Литмир - Электронная Библиотека
A
A

– A skądżeż on się tu wziął? – zmarszczyłem brwi, bo Wyrwalda widziano ostatnio w lochach barona Berga. A z tego, co wiedziałem, z owych lochów nie wychodziło się prędko. A jeśli już, to zwykle nie o własnych siłach.

Merry wzruszył ramionami.

– A co, ja wróżka jestem? W każdym razie był, a teraz go już nie ma.

– Wziął zaliczkę i się zmył – powiedziałem, bo wszyscy wiedzieli, że Płowy i jego ludzie to nie była najsolidniejsza firma.

– Chyba głupi jesteś, skoro sądzisz, że Rakshilel dał mu zaliczkę – parsknął. – Ta sprawa śmierdzi, chłopie, i radzę ci: trzymaj się z daleka od kłopotów.

– To znaczy?

– Wyjedź, Mordimer. Po prostu wyjedź.

– A więc tak – mruknąłem. – A jaka będzie cena mojej uprzejmości?

– Spytaj lepiej, jak wysokie będą koszty twojej nieuprzejmości. – Sukinsyn nawet nie starał się ukryć pogróżki w głosie.

– Lohemerr, tyle lat mnie znasz i powinieneś wiedzieć, że można mnie kupić, ale nie można zastraszyć – rzekłem z wyrzutem.

Szuler dopił wino do końca i wstał.

– Wydawało mi się, że zawsze wiedziałeś, skąd wieje wiatr, Mordimer, i zawsze spadałeś na cztery łapy. Nie pomyl się teraz.

Skinąłem mu głową.

– Dzięki za wino – powiedziałem – i nawzajem. Chciałbym tylko, żebyś wiedział jedno. Wyjeżdżam niedługo z miasta, a sprawą Rakshilela zajmę się, kiedy wrócę. Albo się nie zajmę. To będzie zależeć od wielu rzeczy, między innymi stanu moich finansów.

Oczywiście kłamałem, ale to był chyba dobry sposób, by uspokoić Lohemerra. Jeśli miał cokolwiek wspólnego z Elią Karrane, a wydawało się, że miał, to niewątpliwie powtórzy, iż Mordimer Madderdin opuszcza Hez-hezron. I nawet jeśli nie uwierzą, ziarno wątpliwości zostanie posiane.

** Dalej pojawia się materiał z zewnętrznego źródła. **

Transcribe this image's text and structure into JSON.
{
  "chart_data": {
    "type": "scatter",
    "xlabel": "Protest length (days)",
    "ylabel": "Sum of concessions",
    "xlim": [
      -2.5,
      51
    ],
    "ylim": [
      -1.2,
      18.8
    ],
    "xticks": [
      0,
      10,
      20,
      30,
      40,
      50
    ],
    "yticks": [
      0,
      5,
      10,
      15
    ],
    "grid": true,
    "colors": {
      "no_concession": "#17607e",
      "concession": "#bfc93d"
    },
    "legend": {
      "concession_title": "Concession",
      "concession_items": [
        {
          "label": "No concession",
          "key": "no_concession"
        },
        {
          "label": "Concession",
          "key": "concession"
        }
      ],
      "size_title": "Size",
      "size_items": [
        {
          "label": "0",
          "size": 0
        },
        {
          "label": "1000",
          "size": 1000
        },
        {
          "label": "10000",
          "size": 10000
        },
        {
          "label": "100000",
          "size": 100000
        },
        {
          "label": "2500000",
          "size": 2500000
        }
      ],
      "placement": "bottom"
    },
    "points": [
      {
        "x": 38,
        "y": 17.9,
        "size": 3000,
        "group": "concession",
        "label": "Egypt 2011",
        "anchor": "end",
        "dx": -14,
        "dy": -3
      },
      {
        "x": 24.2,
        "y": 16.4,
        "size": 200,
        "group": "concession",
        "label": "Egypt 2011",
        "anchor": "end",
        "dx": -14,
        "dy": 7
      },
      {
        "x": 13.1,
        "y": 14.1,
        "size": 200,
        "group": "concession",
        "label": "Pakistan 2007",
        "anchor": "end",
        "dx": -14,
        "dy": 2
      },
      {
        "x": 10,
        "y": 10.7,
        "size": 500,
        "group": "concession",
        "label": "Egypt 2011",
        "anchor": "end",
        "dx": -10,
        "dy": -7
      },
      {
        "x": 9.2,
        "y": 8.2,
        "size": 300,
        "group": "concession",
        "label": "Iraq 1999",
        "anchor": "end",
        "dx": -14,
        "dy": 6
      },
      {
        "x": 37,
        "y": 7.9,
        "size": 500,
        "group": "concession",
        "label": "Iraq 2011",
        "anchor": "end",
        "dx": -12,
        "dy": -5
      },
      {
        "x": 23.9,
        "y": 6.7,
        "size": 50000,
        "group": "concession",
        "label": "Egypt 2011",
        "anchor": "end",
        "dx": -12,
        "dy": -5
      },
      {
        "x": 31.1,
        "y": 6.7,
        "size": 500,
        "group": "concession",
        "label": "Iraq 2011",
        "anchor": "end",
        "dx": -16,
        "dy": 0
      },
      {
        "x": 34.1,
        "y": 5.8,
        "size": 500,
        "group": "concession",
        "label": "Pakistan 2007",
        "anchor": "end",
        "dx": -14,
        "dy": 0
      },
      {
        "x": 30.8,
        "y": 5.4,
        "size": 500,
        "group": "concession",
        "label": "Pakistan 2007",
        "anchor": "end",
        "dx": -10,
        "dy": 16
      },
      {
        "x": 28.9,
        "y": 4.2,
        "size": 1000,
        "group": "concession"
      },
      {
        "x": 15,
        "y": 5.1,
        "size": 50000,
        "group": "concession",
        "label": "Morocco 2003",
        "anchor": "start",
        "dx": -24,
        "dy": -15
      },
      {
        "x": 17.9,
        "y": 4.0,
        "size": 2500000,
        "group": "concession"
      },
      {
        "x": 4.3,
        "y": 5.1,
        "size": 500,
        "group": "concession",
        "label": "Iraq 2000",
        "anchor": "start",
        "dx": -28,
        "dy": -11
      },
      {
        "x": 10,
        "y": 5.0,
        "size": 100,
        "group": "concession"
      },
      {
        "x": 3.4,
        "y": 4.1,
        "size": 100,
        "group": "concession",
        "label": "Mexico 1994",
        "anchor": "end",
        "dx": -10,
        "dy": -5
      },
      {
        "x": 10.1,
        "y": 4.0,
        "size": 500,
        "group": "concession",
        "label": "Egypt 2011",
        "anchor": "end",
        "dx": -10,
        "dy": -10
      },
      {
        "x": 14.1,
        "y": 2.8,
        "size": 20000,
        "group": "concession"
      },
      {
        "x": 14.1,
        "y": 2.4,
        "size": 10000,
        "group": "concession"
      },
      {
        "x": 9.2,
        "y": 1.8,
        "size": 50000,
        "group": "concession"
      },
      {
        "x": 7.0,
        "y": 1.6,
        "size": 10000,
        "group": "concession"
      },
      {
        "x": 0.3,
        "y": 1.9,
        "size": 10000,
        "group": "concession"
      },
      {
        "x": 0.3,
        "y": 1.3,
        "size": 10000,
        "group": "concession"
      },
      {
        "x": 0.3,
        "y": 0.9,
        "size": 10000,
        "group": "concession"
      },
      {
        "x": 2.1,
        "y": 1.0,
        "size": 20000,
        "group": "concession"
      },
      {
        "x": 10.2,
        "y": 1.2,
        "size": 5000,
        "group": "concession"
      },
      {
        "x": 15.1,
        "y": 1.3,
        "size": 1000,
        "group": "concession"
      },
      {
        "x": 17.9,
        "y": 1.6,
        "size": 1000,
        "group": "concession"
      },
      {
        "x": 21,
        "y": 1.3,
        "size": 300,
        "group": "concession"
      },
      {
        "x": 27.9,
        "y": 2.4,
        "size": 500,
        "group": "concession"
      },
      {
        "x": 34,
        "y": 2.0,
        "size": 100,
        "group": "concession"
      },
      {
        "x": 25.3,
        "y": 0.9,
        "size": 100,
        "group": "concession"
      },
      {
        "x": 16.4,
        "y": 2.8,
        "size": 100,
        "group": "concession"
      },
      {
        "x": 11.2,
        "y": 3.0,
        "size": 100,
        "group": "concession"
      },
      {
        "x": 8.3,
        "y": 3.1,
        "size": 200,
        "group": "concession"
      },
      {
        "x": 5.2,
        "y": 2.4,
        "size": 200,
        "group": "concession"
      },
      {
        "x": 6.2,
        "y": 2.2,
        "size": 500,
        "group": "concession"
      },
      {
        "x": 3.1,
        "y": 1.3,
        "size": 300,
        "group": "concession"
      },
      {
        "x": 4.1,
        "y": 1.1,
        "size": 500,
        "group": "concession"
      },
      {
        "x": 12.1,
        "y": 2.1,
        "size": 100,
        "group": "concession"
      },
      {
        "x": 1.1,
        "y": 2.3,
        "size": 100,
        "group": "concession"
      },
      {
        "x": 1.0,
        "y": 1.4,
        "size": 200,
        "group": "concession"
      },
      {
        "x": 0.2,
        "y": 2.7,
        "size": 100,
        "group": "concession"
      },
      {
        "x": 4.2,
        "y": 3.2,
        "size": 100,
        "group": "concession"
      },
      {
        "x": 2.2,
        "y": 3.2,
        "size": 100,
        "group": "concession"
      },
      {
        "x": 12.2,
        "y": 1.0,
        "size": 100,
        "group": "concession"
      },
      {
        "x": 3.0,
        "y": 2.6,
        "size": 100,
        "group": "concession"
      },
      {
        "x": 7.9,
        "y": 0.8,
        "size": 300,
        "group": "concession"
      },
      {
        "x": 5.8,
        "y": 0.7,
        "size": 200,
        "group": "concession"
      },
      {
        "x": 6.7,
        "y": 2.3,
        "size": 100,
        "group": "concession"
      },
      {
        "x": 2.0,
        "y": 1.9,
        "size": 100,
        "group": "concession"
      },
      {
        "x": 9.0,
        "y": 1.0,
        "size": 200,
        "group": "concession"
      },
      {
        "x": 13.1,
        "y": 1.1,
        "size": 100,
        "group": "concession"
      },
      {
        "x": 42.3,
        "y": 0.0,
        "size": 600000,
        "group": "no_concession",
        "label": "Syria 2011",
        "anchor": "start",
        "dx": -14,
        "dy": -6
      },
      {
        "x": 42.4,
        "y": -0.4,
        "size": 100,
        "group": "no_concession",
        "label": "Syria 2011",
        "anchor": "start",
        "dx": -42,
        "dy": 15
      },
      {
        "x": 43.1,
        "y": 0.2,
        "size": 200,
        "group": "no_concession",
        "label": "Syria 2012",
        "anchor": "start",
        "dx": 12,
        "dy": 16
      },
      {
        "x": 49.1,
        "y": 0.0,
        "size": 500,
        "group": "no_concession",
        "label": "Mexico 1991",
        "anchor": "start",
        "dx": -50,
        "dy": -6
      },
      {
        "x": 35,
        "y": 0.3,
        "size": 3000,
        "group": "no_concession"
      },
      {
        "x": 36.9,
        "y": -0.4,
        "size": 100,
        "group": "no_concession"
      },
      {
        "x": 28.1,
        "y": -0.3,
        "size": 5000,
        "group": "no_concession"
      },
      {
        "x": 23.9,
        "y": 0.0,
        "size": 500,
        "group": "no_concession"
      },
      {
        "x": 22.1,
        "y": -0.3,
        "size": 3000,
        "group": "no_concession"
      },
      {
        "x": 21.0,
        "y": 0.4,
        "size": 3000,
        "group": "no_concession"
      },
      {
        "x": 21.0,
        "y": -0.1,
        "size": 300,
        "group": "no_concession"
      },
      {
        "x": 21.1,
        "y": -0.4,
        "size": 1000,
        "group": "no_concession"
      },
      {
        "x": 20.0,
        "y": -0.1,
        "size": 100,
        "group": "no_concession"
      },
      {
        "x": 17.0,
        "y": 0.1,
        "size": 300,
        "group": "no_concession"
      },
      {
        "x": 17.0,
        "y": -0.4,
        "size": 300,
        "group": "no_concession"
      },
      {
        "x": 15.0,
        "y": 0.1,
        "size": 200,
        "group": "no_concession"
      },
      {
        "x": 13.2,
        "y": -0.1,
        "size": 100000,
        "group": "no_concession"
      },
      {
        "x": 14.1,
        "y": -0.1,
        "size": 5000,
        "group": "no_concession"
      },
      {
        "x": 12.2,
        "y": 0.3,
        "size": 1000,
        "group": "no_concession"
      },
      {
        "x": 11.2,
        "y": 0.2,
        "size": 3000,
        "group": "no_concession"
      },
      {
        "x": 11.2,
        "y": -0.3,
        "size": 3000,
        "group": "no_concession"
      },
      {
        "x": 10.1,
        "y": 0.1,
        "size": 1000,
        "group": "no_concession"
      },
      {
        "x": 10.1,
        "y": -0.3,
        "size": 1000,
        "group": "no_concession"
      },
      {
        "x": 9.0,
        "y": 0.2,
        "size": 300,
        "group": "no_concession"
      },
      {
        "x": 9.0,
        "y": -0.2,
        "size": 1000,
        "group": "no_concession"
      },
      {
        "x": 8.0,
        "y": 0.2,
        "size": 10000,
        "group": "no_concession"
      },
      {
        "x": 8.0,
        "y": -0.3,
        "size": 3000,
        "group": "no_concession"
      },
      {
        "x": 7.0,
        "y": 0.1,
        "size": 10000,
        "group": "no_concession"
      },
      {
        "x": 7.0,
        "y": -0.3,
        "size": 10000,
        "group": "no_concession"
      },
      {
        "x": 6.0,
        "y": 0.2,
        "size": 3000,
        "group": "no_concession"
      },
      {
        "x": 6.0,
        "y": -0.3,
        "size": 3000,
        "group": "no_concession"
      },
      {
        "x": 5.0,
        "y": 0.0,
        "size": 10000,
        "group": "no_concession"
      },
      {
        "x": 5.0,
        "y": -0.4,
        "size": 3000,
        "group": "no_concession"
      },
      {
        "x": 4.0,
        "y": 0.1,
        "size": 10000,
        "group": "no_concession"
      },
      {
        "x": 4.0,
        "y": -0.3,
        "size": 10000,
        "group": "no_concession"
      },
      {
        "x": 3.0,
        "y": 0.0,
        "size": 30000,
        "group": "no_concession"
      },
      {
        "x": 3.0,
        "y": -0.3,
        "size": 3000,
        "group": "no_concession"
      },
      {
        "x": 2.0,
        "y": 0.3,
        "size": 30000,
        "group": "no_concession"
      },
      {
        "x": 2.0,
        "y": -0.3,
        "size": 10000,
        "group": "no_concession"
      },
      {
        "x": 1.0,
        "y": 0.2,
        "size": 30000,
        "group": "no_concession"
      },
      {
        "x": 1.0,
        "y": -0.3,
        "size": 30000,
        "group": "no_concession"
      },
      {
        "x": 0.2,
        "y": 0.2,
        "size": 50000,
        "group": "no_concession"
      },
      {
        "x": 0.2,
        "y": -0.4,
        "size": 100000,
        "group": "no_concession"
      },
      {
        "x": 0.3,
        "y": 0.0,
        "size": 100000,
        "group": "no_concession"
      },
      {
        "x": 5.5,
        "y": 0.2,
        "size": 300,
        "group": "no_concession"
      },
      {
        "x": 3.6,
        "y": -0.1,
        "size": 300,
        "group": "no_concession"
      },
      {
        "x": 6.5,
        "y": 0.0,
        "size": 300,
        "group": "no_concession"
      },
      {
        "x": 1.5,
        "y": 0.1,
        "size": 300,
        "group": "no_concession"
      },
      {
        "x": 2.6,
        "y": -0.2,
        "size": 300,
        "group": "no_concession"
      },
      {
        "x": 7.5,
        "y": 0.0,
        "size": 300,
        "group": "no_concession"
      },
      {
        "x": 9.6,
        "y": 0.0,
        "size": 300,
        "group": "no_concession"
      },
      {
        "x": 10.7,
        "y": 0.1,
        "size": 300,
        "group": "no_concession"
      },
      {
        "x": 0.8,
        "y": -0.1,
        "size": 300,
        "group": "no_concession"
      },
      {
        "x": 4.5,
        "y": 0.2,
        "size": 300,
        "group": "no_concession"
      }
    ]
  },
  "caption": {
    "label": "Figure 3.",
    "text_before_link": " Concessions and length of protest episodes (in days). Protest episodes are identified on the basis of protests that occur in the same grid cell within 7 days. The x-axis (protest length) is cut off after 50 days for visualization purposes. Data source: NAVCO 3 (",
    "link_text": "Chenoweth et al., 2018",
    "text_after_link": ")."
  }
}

Merry odszedł, kiwnął mi jeszcze od progu ręką, a ja chwilę posiedziałem sam przy stole i dopiłem wino. Kiedy w końcu wyszedłem, zobaczyłem, że Kostuch i bliźniacy siedzą w towarzystwie paru oberwańców przed karczmą i grają w monety. Skinąłem na nich. Niechętnie oderwali się od zabawy. Odeszliśmy na bok.

– Nic z tego nie wyszło – powiedziałem.

Kostuch skrzywił twarz i skrzywiony wyglądał jeszcze gorzej niż zwykle. Bliźniacy sposępnieli.

– Sami czegoś niby poszukamy – warknął Drugi.

– Jak sobie chcecie, ale – uniosłem palec – mam na oku coś zupełnie innego. Bądźcie tu codziennie od południa do drugiej. I żadnych awantur, bo nie będę was drugi raz wyciągał z lochów burgrabiego!

Kostuch znowu skrzywił się na przypomnienie tych chwil. Długą, krwistoczerwoną szramę, biegnącą od podbródka po prawe ucho, zawdzięczał rozgniewanemu czeladnikowi katowskiemu, który zdzielił go rozpalonym prętem. Musiałem naprawdę użyć wszystkich sposobów, by wydobyć chłopaków z lochów. Czekała ich kara za zabójstwo, gwałt i kradzież. W najlepszym przypadku powieszenie. W najgorszym, poprzedzone darciem pasów, obcięciem kończyn lub łamaniem kołem. A jednak udało mi się wyjednać skazanie ich tylko na publiczną chłostę i miesięczną pokutę. Codziennie musieli przez osiem godzin leżeć na posadzce katedry, w pokutnych worach i z ostrzyżonymi głowami. Również codziennie dostawali po pięć batów na rynku, dokąd sami musieli dopełznąć na kolanach. No, ale wreszcie cała ta szopka skończyła się, a chłopcy zdobyli niezapomniane doświadczenie życiowe. Miałem nadzieję, że potrafią wyciągnąć z niego wnioski.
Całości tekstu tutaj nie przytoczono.